After the film Cabot decided to return to her singing and stage career, which proved rather lackadaisical. She was twice married and twice divorced and even had a well publicized relationship with King Hussein of Jordan. In 1964 the 5’ 2” Cabot gave birth to a son Timothy who suffered from dwarfism.

On December 10th 1986 at the age of 59 Susan Cabot was murdered, bashed to death while she slept with a dumbbell weight bar. When police entered the residence they found the home in a state of absolute squalor and disarray. Ms. Cabot was found in the bedroom, lying on her stomach in bed and wearing a purple v-neck nightgown. Her skull had been completely crushed. Police noted blood splattered on the mirrored walls and (ahem!) ceiling of the bedroom. Initially son Timothy contested that a “Latino intruder dressed as a Ninja warrior” had broken into their Encino home and attacked his mother. Police were somewhat skeptical about the intruder tale for several reasons – Latino ninja aside, there were FOUR attack Akitas in the house as well – a very good deterrent against most intruders, even ninjas.

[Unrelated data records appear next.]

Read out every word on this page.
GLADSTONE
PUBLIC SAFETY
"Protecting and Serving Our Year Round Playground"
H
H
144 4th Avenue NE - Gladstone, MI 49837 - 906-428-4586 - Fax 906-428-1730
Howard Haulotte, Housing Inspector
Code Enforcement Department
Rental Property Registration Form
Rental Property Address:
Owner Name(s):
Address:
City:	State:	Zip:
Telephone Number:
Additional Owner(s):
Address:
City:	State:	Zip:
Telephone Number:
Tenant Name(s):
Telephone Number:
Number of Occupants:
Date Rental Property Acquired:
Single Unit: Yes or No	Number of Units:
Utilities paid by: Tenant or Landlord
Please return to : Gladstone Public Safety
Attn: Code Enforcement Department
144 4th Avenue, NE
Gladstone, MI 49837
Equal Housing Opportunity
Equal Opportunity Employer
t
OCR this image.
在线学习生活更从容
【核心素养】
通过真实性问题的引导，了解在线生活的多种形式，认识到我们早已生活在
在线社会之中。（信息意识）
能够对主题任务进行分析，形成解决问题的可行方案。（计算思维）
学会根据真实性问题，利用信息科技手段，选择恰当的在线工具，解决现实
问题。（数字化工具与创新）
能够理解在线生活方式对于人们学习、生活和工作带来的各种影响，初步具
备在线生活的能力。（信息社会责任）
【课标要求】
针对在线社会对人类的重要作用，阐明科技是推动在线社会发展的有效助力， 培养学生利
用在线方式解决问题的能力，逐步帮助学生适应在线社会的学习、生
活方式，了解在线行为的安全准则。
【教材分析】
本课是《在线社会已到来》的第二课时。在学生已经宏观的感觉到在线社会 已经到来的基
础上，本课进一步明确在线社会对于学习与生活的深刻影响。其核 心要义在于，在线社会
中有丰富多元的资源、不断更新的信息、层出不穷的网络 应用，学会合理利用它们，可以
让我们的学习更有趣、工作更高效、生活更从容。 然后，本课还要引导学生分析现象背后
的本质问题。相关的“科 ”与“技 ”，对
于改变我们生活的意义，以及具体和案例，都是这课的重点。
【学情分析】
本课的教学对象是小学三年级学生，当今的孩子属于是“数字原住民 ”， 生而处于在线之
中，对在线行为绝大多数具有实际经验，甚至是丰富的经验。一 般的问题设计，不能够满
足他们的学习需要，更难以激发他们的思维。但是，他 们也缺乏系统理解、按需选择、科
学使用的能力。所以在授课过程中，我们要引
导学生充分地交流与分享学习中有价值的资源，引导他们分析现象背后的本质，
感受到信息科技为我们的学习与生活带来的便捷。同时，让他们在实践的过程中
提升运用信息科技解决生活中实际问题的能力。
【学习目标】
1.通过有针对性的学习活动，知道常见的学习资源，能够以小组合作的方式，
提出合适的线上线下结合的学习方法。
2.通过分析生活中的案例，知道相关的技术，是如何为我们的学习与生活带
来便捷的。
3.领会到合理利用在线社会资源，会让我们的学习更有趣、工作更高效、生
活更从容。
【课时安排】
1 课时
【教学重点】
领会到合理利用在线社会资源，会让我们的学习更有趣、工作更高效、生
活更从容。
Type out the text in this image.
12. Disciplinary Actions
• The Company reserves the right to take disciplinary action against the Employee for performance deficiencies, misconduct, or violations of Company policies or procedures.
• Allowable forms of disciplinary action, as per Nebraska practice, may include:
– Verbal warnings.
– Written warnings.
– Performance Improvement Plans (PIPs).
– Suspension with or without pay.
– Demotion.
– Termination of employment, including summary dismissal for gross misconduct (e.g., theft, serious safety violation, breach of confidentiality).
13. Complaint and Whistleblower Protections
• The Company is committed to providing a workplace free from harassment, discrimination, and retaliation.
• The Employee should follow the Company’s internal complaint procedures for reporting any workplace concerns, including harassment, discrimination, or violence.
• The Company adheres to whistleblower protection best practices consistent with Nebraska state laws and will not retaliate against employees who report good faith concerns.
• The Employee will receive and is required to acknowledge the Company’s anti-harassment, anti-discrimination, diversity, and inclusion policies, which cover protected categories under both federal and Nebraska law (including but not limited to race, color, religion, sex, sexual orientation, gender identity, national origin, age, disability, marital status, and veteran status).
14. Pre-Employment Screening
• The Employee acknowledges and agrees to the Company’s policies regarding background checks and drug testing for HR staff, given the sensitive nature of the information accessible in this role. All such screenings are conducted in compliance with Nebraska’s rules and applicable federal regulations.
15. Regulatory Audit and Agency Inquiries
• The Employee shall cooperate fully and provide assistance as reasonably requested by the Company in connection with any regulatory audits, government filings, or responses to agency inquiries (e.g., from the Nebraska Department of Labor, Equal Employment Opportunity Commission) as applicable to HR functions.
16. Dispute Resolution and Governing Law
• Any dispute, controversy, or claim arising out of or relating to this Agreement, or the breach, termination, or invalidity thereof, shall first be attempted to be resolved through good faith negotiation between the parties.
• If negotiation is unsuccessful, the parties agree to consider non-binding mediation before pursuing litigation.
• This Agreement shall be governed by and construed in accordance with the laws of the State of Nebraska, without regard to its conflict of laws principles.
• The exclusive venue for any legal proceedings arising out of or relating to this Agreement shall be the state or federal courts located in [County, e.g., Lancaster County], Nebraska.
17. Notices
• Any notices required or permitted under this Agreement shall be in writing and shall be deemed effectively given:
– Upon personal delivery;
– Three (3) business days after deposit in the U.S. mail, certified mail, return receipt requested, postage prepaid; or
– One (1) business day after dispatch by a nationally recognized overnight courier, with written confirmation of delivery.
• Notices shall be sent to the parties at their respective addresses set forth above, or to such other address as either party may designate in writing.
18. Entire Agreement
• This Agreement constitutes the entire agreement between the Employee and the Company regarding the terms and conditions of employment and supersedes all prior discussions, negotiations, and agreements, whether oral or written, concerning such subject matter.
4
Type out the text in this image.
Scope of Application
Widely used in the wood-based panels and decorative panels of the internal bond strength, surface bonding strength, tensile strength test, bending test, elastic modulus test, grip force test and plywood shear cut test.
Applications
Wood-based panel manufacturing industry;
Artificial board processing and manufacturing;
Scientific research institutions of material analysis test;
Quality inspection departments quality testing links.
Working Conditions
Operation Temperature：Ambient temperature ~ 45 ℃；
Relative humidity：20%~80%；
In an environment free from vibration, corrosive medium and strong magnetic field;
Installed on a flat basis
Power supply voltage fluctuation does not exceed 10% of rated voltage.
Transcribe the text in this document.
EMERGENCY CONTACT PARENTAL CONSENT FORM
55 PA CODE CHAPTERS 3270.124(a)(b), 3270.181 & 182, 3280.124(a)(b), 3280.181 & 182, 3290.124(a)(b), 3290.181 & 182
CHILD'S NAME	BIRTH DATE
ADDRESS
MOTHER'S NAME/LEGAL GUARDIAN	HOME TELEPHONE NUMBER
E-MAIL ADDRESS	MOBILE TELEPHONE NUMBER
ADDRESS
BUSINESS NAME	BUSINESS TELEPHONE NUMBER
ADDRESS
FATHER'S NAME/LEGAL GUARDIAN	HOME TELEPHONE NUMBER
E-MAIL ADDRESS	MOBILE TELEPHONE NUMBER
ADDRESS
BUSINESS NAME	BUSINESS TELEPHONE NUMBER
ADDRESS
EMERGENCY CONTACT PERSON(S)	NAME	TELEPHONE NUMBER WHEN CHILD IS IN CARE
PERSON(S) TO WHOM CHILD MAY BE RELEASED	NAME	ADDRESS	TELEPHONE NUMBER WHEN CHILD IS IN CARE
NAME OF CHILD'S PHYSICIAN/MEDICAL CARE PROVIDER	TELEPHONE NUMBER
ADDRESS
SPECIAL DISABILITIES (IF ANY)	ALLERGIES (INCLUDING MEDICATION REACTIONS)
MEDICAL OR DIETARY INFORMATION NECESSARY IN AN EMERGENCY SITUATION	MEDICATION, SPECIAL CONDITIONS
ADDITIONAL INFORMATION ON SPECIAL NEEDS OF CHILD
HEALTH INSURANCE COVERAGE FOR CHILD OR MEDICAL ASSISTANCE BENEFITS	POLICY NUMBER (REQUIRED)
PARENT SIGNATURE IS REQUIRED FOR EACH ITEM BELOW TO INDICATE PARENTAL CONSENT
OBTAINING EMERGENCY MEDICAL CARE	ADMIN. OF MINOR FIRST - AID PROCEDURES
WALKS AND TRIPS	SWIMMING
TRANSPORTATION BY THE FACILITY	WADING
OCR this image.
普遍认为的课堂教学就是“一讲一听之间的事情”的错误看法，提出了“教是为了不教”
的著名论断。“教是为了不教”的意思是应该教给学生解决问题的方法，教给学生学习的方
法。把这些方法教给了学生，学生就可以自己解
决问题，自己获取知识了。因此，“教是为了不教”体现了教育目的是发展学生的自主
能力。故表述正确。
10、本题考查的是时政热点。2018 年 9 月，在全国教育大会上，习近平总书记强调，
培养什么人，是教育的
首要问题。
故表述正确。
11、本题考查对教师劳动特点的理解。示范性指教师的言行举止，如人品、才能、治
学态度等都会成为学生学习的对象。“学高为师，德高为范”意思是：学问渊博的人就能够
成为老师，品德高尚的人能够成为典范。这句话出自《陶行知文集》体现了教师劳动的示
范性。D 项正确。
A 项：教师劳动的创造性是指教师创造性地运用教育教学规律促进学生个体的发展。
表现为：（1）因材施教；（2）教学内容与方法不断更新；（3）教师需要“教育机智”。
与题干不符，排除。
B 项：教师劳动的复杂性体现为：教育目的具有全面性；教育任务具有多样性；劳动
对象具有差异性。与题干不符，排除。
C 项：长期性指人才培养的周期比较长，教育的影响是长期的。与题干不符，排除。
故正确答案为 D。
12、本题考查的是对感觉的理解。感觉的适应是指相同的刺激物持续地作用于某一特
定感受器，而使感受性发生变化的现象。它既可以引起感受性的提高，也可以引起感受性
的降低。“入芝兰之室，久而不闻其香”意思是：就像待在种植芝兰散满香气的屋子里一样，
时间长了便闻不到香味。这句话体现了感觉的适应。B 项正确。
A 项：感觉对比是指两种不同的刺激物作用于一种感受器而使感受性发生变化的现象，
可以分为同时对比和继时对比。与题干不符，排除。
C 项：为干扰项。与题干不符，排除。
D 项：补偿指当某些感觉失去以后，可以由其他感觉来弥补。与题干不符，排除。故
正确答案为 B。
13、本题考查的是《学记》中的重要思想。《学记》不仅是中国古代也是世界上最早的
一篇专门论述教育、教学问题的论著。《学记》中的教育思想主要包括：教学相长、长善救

A short time later Timothy confessed to police the he had in fact committed the murder, citing years of mental and physical abuse. He revealed the weight bar as the murder weapon. He’d hidden it in a box of laundry detergent. According to neighbors the mother and son were inseparable, though Timothy resented his overprotective mother for several reasons; not the least of which was she supposedly had been taking the experimental growth hormone prescribed for him due to his dwarfism. The drug had greatly affected her mental state…and the son had been taking it for 15 years! Following a very messy trial, Timothy received a three year suspended sentence and was placed on probation.

Susan Cabot was interred at Hillside Memorial Park in Culver City. She is in the Sunland Gardens section, Wall Crypt C, space #242.